Analysis box by Laura Bicker, Seoul correspondent

BBC-South Korea is about to usher in a new era as a conservative has won the battle to be president. But only just.

Yoon Suk-yeol’s victory over his liberal rival Lee Jae-myung is far from decisive. He has won the presidency by less than one per cent – a sign of just how bitterly divided politics in the world’s tenth largest economy has become.

Mr Yoon only entered politics last year and rose to prominence for successfully prosecuting the former conservative president Park Geun-hye on bribery and corruption charges.

The political novice has been compared to the former United States president Donald Trump and has been prone to gaffes throughout the campaign.

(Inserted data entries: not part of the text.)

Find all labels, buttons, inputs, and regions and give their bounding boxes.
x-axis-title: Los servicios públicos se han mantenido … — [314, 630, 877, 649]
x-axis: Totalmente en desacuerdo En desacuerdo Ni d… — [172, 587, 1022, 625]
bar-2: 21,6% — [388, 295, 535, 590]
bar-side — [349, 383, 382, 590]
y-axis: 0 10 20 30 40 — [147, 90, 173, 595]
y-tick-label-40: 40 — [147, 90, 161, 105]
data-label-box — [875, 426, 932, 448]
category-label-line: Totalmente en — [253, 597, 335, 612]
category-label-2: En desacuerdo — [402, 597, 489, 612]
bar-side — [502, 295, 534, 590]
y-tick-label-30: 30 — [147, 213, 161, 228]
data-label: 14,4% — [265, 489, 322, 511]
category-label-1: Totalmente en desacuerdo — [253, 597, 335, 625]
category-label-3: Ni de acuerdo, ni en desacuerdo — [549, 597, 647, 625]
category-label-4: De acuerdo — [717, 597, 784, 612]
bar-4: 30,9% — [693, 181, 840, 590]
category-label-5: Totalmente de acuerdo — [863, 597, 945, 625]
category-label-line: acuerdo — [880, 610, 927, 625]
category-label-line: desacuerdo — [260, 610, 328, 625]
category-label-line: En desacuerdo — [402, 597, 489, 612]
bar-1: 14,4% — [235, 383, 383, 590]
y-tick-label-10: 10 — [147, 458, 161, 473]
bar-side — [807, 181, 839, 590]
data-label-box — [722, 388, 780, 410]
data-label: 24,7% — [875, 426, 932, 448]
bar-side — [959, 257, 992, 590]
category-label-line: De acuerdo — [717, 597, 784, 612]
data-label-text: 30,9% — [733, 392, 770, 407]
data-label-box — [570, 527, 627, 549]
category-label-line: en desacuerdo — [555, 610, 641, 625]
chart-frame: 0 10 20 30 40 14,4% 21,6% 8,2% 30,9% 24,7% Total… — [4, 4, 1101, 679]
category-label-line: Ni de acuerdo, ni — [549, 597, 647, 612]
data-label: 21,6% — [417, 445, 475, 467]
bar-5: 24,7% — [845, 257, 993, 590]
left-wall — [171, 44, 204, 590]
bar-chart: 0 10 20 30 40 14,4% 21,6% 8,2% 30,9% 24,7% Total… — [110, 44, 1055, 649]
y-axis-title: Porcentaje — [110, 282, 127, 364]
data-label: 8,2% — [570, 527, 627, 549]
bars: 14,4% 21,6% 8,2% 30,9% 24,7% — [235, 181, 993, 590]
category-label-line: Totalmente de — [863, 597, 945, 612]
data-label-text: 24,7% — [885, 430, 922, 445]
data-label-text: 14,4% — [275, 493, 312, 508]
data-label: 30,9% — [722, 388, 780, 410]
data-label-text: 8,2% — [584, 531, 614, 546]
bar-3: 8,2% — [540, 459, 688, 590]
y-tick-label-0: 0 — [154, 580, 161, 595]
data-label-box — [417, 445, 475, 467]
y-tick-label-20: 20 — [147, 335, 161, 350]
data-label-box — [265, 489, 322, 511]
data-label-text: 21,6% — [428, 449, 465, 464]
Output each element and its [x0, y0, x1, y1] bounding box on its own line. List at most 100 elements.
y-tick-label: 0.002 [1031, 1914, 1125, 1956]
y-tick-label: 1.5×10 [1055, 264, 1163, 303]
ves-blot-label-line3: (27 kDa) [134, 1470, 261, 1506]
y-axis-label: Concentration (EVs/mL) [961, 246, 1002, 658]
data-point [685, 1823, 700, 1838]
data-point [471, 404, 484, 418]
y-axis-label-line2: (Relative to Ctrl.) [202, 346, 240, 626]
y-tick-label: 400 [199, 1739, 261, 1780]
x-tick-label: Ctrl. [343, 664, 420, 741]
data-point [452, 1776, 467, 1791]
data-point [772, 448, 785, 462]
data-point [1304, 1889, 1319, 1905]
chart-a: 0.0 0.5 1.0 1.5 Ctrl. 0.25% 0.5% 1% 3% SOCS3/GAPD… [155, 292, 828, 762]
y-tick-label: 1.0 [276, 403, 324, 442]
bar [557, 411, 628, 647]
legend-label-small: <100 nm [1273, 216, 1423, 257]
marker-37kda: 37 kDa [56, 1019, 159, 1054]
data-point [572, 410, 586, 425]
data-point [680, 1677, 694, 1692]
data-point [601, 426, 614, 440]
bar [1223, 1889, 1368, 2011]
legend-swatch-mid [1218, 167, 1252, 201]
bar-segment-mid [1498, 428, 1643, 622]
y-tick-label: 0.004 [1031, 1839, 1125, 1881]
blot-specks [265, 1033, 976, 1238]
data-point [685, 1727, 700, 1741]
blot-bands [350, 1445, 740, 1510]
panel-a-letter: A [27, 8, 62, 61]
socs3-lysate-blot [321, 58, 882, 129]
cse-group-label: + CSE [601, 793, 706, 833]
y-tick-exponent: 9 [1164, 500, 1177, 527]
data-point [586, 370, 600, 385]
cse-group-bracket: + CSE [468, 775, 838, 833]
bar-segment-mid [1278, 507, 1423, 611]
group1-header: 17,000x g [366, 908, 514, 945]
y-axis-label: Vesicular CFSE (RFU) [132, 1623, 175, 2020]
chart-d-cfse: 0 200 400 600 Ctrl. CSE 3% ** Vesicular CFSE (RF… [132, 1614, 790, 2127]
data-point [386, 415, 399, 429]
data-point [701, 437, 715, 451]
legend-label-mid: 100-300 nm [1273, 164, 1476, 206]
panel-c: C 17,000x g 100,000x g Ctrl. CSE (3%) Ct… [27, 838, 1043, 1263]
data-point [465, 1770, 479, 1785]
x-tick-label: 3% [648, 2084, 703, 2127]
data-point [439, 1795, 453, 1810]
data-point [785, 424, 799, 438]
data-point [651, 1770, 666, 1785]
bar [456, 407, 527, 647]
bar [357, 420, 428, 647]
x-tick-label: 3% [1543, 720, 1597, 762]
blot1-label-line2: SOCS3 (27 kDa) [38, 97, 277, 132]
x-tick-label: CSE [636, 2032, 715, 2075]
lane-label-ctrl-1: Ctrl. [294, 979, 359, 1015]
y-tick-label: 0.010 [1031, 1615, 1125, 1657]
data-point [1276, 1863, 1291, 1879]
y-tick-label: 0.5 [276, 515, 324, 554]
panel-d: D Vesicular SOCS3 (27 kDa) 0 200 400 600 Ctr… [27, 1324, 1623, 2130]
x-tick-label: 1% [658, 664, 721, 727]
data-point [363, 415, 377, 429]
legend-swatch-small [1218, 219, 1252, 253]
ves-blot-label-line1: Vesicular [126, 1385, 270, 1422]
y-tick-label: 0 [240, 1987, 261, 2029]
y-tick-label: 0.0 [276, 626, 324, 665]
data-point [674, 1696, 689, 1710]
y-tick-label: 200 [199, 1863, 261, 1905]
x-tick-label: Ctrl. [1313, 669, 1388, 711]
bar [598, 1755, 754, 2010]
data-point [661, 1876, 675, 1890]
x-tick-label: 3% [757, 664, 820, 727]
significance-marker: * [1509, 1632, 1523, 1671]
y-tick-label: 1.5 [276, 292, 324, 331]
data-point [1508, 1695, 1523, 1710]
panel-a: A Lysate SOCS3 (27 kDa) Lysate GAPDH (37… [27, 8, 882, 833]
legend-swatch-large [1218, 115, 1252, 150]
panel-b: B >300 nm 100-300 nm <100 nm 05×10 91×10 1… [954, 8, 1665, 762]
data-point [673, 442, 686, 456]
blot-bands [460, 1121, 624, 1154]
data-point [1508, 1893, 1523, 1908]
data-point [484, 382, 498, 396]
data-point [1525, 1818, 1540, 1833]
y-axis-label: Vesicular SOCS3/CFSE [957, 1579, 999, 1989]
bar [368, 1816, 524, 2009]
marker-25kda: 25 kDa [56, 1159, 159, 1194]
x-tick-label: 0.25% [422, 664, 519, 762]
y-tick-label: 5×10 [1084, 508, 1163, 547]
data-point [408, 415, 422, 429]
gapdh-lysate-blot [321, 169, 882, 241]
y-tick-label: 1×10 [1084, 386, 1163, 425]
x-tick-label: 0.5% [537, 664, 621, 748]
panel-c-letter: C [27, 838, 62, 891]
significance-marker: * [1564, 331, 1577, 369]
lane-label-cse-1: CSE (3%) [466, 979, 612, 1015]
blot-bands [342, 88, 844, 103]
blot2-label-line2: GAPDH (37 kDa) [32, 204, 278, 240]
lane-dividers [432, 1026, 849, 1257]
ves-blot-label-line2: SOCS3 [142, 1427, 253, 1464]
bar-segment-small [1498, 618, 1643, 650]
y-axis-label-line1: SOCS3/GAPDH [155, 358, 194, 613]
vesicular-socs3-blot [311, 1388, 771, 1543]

He had to walk back a comment that the authoritarian president Chun Doo-hwan, who was responsible for massacring protestors in 1980, was “good at politics”.

He has pledged to abolish the Ministry of Gender Equality and has blamed the rise of feminism for the low birth rate in a country which has one of the worst records on women’s rights in the developed world.

He is more hawkish on foreign policy than the current liberal leader Moon Jae-in.

He has said he will aim to develop technology to carry out a pre-emptive strike on North Korea if Pyongyang looks to attack Seoul and he supports sanctions on Kim Jong-un’s regime which will bring him more in line with the policies of South Korea’s main ally, the United States.

He wants to be tougher on China and proposed that South Korea should co-operate more fully with the Quad security alliance between the US, Australia, India and Japan, an informal grouping created to counter Beijing’s growing influence in the region. But he stopped short of saying Seoul should join the alliance.

His views on foreign policy are a decisive shift from his predecessor who favoured engagement with Pyongyang and largely avoided taking a stance that would inflame China, the country’s largest trading partner.